Aproveito para deixar um convite a todos, em especial aos gestores dos escritórios de advocacia e departamentos jurídicos, para que "estourarem a bolha" que subestima e afasta as pessoas com deficiência de atuarem em um maior número nos escritórios, de usufruírem dessa oportunidade de acordo com suas habilidades, conhecimentos e competências.
Reconhecer é preciso, agir é inevitável
Não se deve contratar PCDs apenas para cumprir cota ou para manter as aparências junto aos clientes.
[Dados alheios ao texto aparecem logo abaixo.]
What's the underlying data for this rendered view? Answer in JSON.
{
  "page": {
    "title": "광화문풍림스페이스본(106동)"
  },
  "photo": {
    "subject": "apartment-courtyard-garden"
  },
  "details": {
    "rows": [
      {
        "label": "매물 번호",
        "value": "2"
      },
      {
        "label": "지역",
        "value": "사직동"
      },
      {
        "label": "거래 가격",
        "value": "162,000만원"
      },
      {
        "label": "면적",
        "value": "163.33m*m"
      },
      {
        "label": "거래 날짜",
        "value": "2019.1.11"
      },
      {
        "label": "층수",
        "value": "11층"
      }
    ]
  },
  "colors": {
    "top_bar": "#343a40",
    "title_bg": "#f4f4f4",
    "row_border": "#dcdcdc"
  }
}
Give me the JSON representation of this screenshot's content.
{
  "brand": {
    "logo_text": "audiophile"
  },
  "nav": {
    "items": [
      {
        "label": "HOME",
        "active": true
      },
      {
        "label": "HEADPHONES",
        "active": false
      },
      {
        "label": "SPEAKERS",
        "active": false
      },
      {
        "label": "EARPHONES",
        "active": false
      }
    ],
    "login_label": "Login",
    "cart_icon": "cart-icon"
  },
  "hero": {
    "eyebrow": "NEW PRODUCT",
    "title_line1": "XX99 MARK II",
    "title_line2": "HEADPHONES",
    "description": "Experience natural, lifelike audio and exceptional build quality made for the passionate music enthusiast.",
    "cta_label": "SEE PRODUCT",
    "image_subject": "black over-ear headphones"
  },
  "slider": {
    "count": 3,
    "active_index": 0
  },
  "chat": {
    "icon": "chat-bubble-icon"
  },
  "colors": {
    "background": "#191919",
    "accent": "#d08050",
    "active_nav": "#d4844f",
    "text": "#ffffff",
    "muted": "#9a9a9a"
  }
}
A contratação de advogados com deficiência deve ser feita com base na crença de que todos têm direito a dignidade e igualdade de oportunidades; por entender que um ecossistema profissional diverso e inclusivo poderá trazer maiores engajamentos, representatividades, ofertas e demandas, tudo aliado a ganhos financeiros expressivos.
E a você, profissional PCD, que trabalha no Direito assuma o protagonismo da sua carreira, você também precisa estourar a bolha que te impede de crescer, de aprender, de se desenvolver... é importante demonstrar o quanto todos podem ganhar com seu talento. Não aceite nada menos do que você merece. Diversidade e inclusão importam! Vamos todos estourar essa bolha que nos impede de tornar essa frase uma realidade dentro dos escritórios advocacia e departamento jurídicos.